Physical Appearance (Habit)

When you find QUENSELITE in the field, what does it actually look like? A mineral’s “habit” describes its typical shape and growth pattern.

Common Habit: Hexagonal crystals; commonly scaly or very fine-grained, botryoidal, compact
Twinning: Sectoring observed on basal plane of crystals may due to twinning

Where is it Found? (Geologic Occurrence)

Minerals are the products of their environment. They don’t just appear anywhere; they need specific conditions—pressure, temperature, and chemical ingredients—to form.Geologic Occurrence: Oxidized zones of hydrothermal ore deposits, Mn-deposits; banded Fe-formations; Li-rich pegmatitesKnowing this context helps geologists reconstruct the history of a rock formation. It tells us whether the rock was born from cooling magma, settled in an ancient ocean, or was transformed by the intense heat and pressure of metamorphism. For more broad geological context, resources like the U.S. Geological Survey (USGS) provide excellent maps and data.

Related Minerals

No mineral exists in a vacuum. QUENSELITE is often related to other species, either through similar chemistry or structure.Relationship Data:Understanding these relationships is key. It helps us see the “family tree” of the mineral world, showing how different elements can substitute for one another to create an entirely new species with similar properties.

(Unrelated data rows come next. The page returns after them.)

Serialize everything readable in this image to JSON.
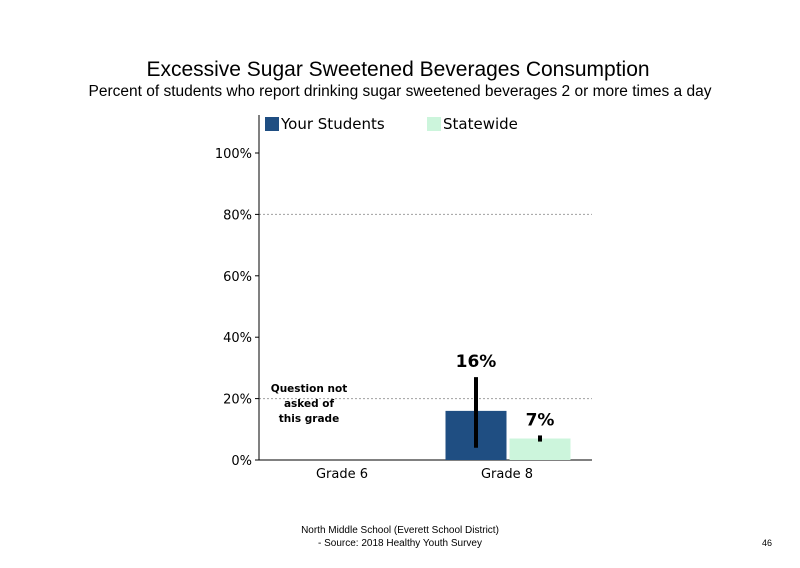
{
  "header": {
    "title": "Excessive Sugar Sweetened Beverages Consumption",
    "subtitle": "Percent of students who report drinking sugar sweetened beverages 2 or more times a day"
  },
  "footer": {
    "line1": "North Middle School (Everett School District)",
    "line2": "- Source: 2018 Healthy Youth Survey",
    "page_number": "46"
  },
  "colors": {
    "your_students": "#1f4e82",
    "statewide": "#ccf5dc",
    "error_bar": "#000000",
    "grid": "#a0a0a0"
  },
  "chart_data": {
    "type": "bar",
    "title": "Excessive Sugar Sweetened Beverages Consumption",
    "subtitle": "Percent of students who report drinking sugar sweetened beverages 2 or more times a day",
    "categories": [
      "Grade 6",
      "Grade 8"
    ],
    "series": [
      {
        "name": "Your Students",
        "values": [
          null,
          16
        ],
        "labels": [
          "",
          "16%"
        ],
        "error_low": [
          null,
          4
        ],
        "error_high": [
          null,
          27
        ]
      },
      {
        "name": "Statewide",
        "values": [
          null,
          7
        ],
        "labels": [
          "",
          "7%"
        ],
        "error_low": [
          null,
          6
        ],
        "error_high": [
          null,
          8
        ]
      }
    ],
    "yticks": [
      "0%",
      "20%",
      "40%",
      "60%",
      "80%",
      "100%"
    ],
    "ytick_values": [
      0,
      20,
      40,
      60,
      80,
      100
    ],
    "ylim": [
      0,
      100
    ],
    "xlabel": "",
    "ylabel": "",
    "gridlines": [
      20,
      80
    ],
    "legend_position": "top",
    "annotations": [
      {
        "category": "Grade 6",
        "text_lines": [
          "Question not",
          "asked of",
          "this grade"
        ]
      }
    ]
  }
}
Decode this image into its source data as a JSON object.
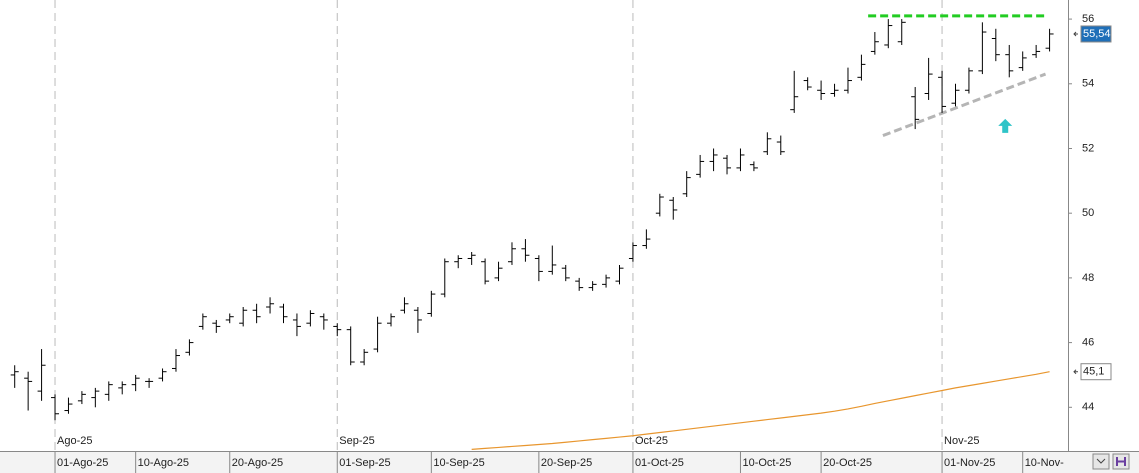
{
  "chart_data": {
    "type": "ohlc",
    "categories": [
      null,
      null,
      null,
      "01-Ago-25",
      null,
      null,
      null,
      null,
      null,
      "10-Ago-25",
      null,
      null,
      null,
      null,
      null,
      null,
      "20-Ago-25",
      null,
      null,
      null,
      null,
      null,
      null,
      null,
      "01-Sep-25",
      null,
      null,
      null,
      null,
      null,
      null,
      "10-Sep-25",
      null,
      null,
      null,
      null,
      null,
      null,
      null,
      "20-Sep-25",
      null,
      null,
      null,
      null,
      null,
      null,
      "01-Oct-25",
      null,
      null,
      null,
      null,
      null,
      null,
      null,
      "10-Oct-25",
      null,
      null,
      null,
      null,
      null,
      "20-Oct-25",
      null,
      null,
      null,
      null,
      null,
      null,
      null,
      null,
      "01-Nov-25",
      null,
      null,
      null,
      null,
      null,
      "10-Nov-",
      null,
      null
    ],
    "month_ticks": [
      {
        "value": 3,
        "label": "Ago-25"
      },
      {
        "value": 24,
        "label": "Sep-25"
      },
      {
        "value": 46,
        "label": "Oct-25"
      },
      {
        "value": 69,
        "label": "Nov-25"
      }
    ],
    "ohlc": {
      "color": "#000000",
      "open": [
        45.0,
        44.9,
        44.5,
        44.3,
        43.9,
        44.2,
        44.3,
        44.4,
        44.6,
        44.7,
        44.8,
        44.9,
        45.2,
        45.7,
        46.5,
        46.6,
        46.7,
        46.6,
        47.0,
        47.1,
        47.1,
        46.7,
        46.6,
        46.8,
        46.5,
        46.4,
        45.4,
        45.8,
        46.6,
        47.0,
        47.0,
        46.9,
        47.5,
        48.5,
        48.6,
        48.5,
        48.0,
        48.5,
        48.9,
        48.6,
        48.2,
        48.3,
        47.9,
        47.7,
        47.8,
        47.9,
        48.6,
        49.0,
        50.0,
        50.4,
        50.6,
        51.2,
        51.6,
        51.7,
        51.4,
        51.5,
        51.9,
        52.2,
        53.2,
        54.1,
        53.8,
        53.7,
        53.8,
        54.2,
        55.0,
        55.2,
        55.3,
        53.6,
        53.7,
        54.2,
        53.4,
        53.8,
        54.4,
        55.4,
        54.9,
        54.5,
        54.9,
        55.1
      ],
      "high": [
        45.3,
        45.1,
        45.8,
        44.4,
        44.3,
        44.5,
        44.6,
        44.8,
        44.8,
        45.0,
        44.9,
        45.2,
        45.8,
        46.1,
        46.9,
        46.7,
        46.9,
        47.1,
        47.2,
        47.4,
        47.2,
        46.9,
        47.0,
        46.9,
        46.6,
        46.5,
        45.8,
        46.8,
        46.9,
        47.4,
        47.1,
        47.6,
        48.6,
        48.7,
        48.8,
        48.6,
        48.5,
        49.1,
        49.2,
        48.7,
        49.0,
        48.4,
        48.0,
        47.9,
        48.1,
        48.4,
        49.1,
        49.5,
        50.6,
        50.5,
        51.3,
        51.8,
        52.0,
        51.8,
        52.0,
        51.6,
        52.5,
        52.4,
        54.4,
        54.2,
        54.1,
        54.0,
        54.5,
        54.9,
        55.6,
        56.0,
        56.0,
        53.9,
        54.8,
        54.4,
        54.0,
        54.5,
        55.9,
        55.7,
        55.2,
        55.0,
        55.2,
        55.7
      ],
      "low": [
        44.6,
        43.9,
        44.2,
        43.6,
        43.8,
        44.1,
        44.0,
        44.2,
        44.4,
        44.5,
        44.6,
        44.8,
        45.1,
        45.6,
        46.4,
        46.3,
        46.6,
        46.5,
        46.6,
        46.9,
        46.6,
        46.2,
        46.5,
        46.4,
        46.2,
        45.3,
        45.3,
        45.7,
        46.5,
        46.9,
        46.3,
        46.8,
        47.4,
        48.3,
        48.4,
        47.8,
        47.9,
        48.4,
        48.5,
        47.9,
        48.1,
        47.9,
        47.6,
        47.6,
        47.7,
        47.8,
        48.5,
        48.9,
        49.9,
        49.8,
        50.5,
        51.1,
        51.3,
        51.2,
        51.3,
        51.3,
        51.8,
        51.8,
        53.1,
        53.8,
        53.5,
        53.6,
        53.7,
        54.1,
        54.9,
        55.1,
        55.2,
        52.6,
        53.5,
        53.1,
        53.3,
        53.7,
        54.3,
        54.7,
        54.2,
        54.4,
        54.8,
        55.0
      ],
      "close": [
        45.1,
        44.8,
        45.3,
        43.8,
        44.1,
        44.4,
        44.5,
        44.7,
        44.7,
        44.9,
        44.8,
        45.1,
        45.6,
        46.0,
        46.8,
        46.5,
        46.8,
        47.0,
        46.8,
        47.2,
        46.8,
        46.5,
        46.9,
        46.7,
        46.4,
        45.4,
        45.7,
        46.6,
        46.8,
        47.2,
        46.7,
        47.5,
        48.5,
        48.6,
        48.7,
        47.9,
        48.3,
        48.9,
        48.7,
        48.2,
        48.4,
        48.0,
        47.7,
        47.8,
        48.0,
        48.3,
        49.0,
        49.2,
        50.5,
        50.1,
        51.1,
        51.6,
        51.8,
        51.4,
        51.8,
        51.4,
        52.3,
        51.9,
        53.6,
        53.9,
        53.7,
        53.8,
        54.1,
        54.6,
        55.3,
        55.8,
        55.9,
        52.9,
        54.3,
        53.3,
        53.8,
        54.4,
        55.6,
        54.9,
        54.4,
        54.8,
        55.0,
        55.54
      ]
    },
    "moving_average": {
      "color": "#e8962e",
      "values": [
        null,
        null,
        null,
        null,
        null,
        null,
        null,
        null,
        null,
        null,
        null,
        null,
        null,
        null,
        null,
        null,
        null,
        null,
        null,
        null,
        null,
        null,
        null,
        null,
        null,
        null,
        null,
        null,
        null,
        null,
        null,
        null,
        null,
        null,
        42.7,
        42.73,
        42.76,
        42.79,
        42.82,
        42.85,
        42.88,
        42.92,
        42.96,
        43.0,
        43.04,
        43.08,
        43.12,
        43.17,
        43.22,
        43.27,
        43.32,
        43.37,
        43.42,
        43.47,
        43.52,
        43.57,
        43.62,
        43.67,
        43.72,
        43.77,
        43.82,
        43.88,
        43.95,
        44.03,
        44.12,
        44.2,
        44.28,
        44.36,
        44.44,
        44.52,
        44.6,
        44.67,
        44.74,
        44.81,
        44.88,
        44.95,
        45.02,
        45.1
      ]
    },
    "price_markers": [
      {
        "value": 55.54,
        "label": "55,54",
        "color": "#1f6fb8"
      },
      {
        "value": 45.1,
        "label": "45,1",
        "color": "#ffffff"
      }
    ],
    "annotations": [
      {
        "color": "#22cc22",
        "x": [
          63.5,
          76.7
        ],
        "y": [
          56.1,
          56.1
        ]
      },
      {
        "color": "#b5b5b5",
        "x": [
          64.6,
          76.7
        ],
        "y": [
          52.4,
          54.3
        ]
      }
    ],
    "arrow": {
      "x": 73.7,
      "y": 52.7,
      "color": "#2fc4c8"
    },
    "ylim": [
      42.68,
      56.59
    ],
    "yticks": [
      44,
      46,
      48,
      50,
      52,
      54,
      56
    ]
  }
}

Frequently Asked Questions (FAQs)

1. What is the chemical formula of QUENSELITE?The standard chemical formula for QUENSELITE is PbMn3+O2(OH). This defines its elemental composition.2. Which crystal system does QUENSELITE belong to?QUENSELITE crystallizes in the Monoclinic system. Its internal symmetry is further classified under the Prismatic class.

External Resources for Further Study

For those looking to dive deeper into the specific mineralogical data of QUENSELITE, we recommend checking high-authority databases:

Mindat.org – The world’s largest open database of minerals.
Webmineral.com – Detailed crystallography and mineral properties.
International Mineralogical Association (IMA) – The official list of approved mineral names.

Final Thoughts

QUENSELITE is more than just a name on a list; it is a testament to the orderly and beautiful laws of nature. With a chemical backbone of PbMn3+O2(OH) and a structure defined by the Monoclinic system, it holds a specific and important place in the study of mineralogy.We hope this overview has helped clarify the essential data points for this specimen. Whether for academic study or personal interest, understanding these properties brings us one step closer to understanding the Earth itself.